To use chi-square test, first, we should determine the expected frequency of each selected word in low_value and high_value questions. for example, if word "complex" is used 0 times in high value questions in 13 times in low value questions, it is used 13(13+0) times in all our questions. 

a word that has a frequency of 13 across 20,000 questions, have a total proportion of 13/20000. it is expected that, this proportion be distributed based on total high value questions and low value questions, so we should multiply the proportion by total high value and low value questions to find the expected values.

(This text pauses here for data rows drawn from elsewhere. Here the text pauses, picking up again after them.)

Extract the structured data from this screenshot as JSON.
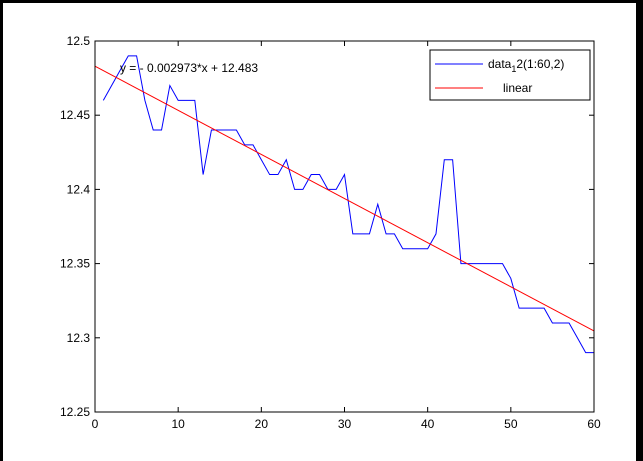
{
  "chart_data": {
    "type": "line",
    "xlim": [
      0,
      60
    ],
    "ylim": [
      12.25,
      12.5
    ],
    "xticks": [
      0,
      10,
      20,
      30,
      40,
      50,
      60
    ],
    "yticks": [
      12.25,
      12.3,
      12.35,
      12.4,
      12.45,
      12.5
    ],
    "xtick_labels": [
      "0",
      "10",
      "20",
      "30",
      "40",
      "50",
      "60"
    ],
    "ytick_labels": [
      "12.25",
      "12.3",
      "12.35",
      "12.4",
      "12.45",
      "12.5"
    ],
    "grid": false,
    "legend_position": "top-right",
    "series": [
      {
        "name": "data",
        "name_subscript": "1",
        "name_suffix": "2(1:60,2)",
        "color": "#0000ff",
        "x": [
          1,
          2,
          3,
          4,
          5,
          6,
          7,
          8,
          9,
          10,
          11,
          12,
          13,
          14,
          15,
          16,
          17,
          18,
          19,
          20,
          21,
          22,
          23,
          24,
          25,
          26,
          27,
          28,
          29,
          30,
          31,
          32,
          33,
          34,
          35,
          36,
          37,
          38,
          39,
          40,
          41,
          42,
          43,
          44,
          45,
          46,
          47,
          48,
          49,
          50,
          51,
          52,
          53,
          54,
          55,
          56,
          57,
          58,
          59,
          60
        ],
        "y": [
          12.46,
          12.47,
          12.48,
          12.49,
          12.49,
          12.46,
          12.44,
          12.44,
          12.47,
          12.46,
          12.46,
          12.46,
          12.41,
          12.44,
          12.44,
          12.44,
          12.44,
          12.43,
          12.43,
          12.42,
          12.41,
          12.41,
          12.42,
          12.4,
          12.4,
          12.41,
          12.41,
          12.4,
          12.4,
          12.41,
          12.37,
          12.37,
          12.37,
          12.39,
          12.37,
          12.37,
          12.36,
          12.36,
          12.36,
          12.36,
          12.37,
          12.42,
          12.42,
          12.35,
          12.35,
          12.35,
          12.35,
          12.35,
          12.35,
          12.34,
          12.32,
          12.32,
          12.32,
          12.32,
          12.31,
          12.31,
          12.31,
          12.3,
          12.29,
          12.29
        ]
      },
      {
        "name": "linear",
        "color": "#ff0000",
        "fit": {
          "slope": -0.002973,
          "intercept": 12.483
        },
        "x": [
          0,
          60
        ],
        "y": [
          12.483,
          12.30462
        ]
      }
    ],
    "annotation": "y = - 0.002973*x + 12.483"
  }
}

then, we compare the expected values with our observation and find the chi-square of this word. if its p_value is below 5%(our threshold) this word is significantly more frequent in high value questions or low value questions. 

In [185]:
# calculating the chi-square 
from scipy.stats import chisquare
chi_squared = list()
for observation in observed_expected:
    total = sum(observation)
    total_prop = total / jeopardy.shape[0]
    expected_high_value = total_prop * high_value_count
    expected_low_value = total_prop * low_value_count
    
    observed = np.array([observation[0],observation[1]])
    expected = np.array([expected_high_value,expected_low_value])
    
    chi_squared_value , p_value = chisquare(observed,expected)
    chi_squared.append([chi_squared_value,p_value])
    
chi_squared

[[2.487792117195675, 0.11473257634454047],
 [0.401962846126884, 0.5260772985705469],
 [0.401962846126884, 0.5260772985705469],
 [0.4448774816612795, 0.5047776487545996],
 [0.401962846126884, 0.5260772985705469],
 [0.401962846126884, 0.5260772985705469],
 [5.225516999649492, 0.022257828882083316],
 [0.401962846126884, 0.5260772985705469],
 [0.7209745992373746, 0.3958244089185019],
 [1.205888538380652, 0.27214791766902047]]

None of our randomly selected words don't have a p_value less than 0.05. so there is no significant difference between their occurence in low value questions in comparison to high value questions. 

## Conclusion
* While there is no guaranteed strategy to winning Jeopardy as we have found out, it might be worth while to look at past questions while preparing.



* There also isn't any significant relationship between any term and high value questions, so there is no keyword to look out for to prepare for high value questions.